Thursday, June 4, 2009

Justifying the cost of solutions for strategic IT planning

There are 4 common ways that investments decisions are made.

1/ Common sense e.g. this is how we justify the use of: Office, Email, Accounting systems etc. no one in their right mind would not use them. And this is in fact probably the soundest way to justify them i.e. connecting to specific ROI, or short term business outcomes is problematic and not that sensible i.e. perhaps the benefits are pervasive and manifold.
2/ Associate the business value to some current initiatives e.g. we want to save $X in IT cost/risk and to that we need to do by: doing some things (run some programmes); having some people (staff, consultants etc.) and using some suitable tooling.
3/ Try and create specific metrics that allow an ROI to calculated.

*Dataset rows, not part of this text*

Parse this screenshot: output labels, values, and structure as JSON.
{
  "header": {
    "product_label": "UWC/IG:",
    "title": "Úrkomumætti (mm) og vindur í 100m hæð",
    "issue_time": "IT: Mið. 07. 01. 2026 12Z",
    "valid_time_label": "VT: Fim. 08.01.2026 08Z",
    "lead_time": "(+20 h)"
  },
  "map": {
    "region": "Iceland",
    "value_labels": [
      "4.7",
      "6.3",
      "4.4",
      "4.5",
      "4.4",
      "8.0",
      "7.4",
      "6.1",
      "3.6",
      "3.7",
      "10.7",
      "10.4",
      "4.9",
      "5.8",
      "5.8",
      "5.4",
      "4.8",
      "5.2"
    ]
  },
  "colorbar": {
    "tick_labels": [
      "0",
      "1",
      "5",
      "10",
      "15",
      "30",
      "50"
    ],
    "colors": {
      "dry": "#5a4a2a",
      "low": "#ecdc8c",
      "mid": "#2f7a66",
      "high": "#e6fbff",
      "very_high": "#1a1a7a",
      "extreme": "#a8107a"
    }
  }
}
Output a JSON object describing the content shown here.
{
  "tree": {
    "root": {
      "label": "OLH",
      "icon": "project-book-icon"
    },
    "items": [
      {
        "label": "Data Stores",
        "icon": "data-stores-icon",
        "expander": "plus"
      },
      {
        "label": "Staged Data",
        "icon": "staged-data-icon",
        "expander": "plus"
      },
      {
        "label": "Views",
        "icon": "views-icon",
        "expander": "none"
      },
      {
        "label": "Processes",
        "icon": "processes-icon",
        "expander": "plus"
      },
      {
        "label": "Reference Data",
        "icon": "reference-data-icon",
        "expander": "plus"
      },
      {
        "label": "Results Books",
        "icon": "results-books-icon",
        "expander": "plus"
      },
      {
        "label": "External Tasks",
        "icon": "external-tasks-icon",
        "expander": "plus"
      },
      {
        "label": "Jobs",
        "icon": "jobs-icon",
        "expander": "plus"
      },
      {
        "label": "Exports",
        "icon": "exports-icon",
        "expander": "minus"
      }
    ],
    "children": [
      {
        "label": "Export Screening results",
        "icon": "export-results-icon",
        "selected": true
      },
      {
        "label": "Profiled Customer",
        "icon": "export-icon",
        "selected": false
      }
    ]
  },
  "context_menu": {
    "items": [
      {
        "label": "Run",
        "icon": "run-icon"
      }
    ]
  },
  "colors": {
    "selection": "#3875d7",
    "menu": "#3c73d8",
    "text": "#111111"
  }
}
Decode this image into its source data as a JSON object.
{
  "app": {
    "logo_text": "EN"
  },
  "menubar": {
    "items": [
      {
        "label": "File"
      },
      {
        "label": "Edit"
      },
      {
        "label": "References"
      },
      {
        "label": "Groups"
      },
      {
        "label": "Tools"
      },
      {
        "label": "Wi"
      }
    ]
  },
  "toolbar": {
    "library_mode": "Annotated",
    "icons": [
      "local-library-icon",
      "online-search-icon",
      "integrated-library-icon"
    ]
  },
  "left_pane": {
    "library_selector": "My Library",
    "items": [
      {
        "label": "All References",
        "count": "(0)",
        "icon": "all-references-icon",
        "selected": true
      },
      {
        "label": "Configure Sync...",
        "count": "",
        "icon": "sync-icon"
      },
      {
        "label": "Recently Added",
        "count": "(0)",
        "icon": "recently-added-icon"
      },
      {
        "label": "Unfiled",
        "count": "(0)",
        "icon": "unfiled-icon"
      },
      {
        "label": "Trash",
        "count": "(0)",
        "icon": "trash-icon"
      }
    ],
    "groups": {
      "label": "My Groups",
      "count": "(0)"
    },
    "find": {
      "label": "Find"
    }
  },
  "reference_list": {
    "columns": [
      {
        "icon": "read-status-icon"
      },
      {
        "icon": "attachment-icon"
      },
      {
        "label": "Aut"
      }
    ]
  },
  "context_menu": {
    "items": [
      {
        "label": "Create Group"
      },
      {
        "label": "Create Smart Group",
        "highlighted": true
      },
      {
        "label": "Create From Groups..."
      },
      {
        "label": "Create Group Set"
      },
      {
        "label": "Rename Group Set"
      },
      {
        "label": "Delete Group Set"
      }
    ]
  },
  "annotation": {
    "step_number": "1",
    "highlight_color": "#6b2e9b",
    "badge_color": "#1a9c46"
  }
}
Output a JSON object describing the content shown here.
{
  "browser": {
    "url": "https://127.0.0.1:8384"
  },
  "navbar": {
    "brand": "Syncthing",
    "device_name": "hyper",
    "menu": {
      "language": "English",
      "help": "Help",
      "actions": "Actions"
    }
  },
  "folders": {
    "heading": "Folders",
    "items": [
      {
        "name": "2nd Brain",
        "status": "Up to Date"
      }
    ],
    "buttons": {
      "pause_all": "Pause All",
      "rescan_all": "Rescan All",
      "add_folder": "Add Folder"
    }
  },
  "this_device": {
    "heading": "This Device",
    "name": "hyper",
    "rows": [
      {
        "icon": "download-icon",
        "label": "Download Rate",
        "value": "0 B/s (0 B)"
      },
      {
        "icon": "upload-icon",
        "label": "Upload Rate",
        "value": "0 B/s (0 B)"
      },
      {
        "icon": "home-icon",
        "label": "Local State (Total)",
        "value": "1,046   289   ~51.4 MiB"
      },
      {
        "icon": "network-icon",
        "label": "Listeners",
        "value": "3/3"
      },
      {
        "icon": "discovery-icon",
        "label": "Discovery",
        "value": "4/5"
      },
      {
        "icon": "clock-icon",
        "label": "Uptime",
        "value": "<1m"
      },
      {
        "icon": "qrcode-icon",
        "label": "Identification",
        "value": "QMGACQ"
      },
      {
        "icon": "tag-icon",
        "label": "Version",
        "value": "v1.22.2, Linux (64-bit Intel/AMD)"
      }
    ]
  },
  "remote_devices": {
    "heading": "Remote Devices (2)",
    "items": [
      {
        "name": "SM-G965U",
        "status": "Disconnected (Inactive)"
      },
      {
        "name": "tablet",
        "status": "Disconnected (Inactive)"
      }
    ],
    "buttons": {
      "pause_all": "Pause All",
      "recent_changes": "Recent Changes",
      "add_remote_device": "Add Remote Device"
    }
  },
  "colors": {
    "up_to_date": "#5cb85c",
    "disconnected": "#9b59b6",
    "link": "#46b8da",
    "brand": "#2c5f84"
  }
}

The real challenge is usually that the quality of the current state analysis is so poor, that accurately slicing and dicing the costs is challenging (hence the reason for a better approach). And IT is good at burying the dead and excusing under delivery i.e. within 20% of budget, within 50% of time, and achieving 50% of original scope is regarded as a success.
4/ We have people who do this job - they need solutions that enable them to do it e.g. we write documents - we need a Word processor (not a type writer), we send messages - we need email (not a faster mail trolley), we do strategic IT planning - we need a strategic IT planning solutuin (not more Visio, Excel, Word and Powerpoint documents). See: Providing professional tools of trade.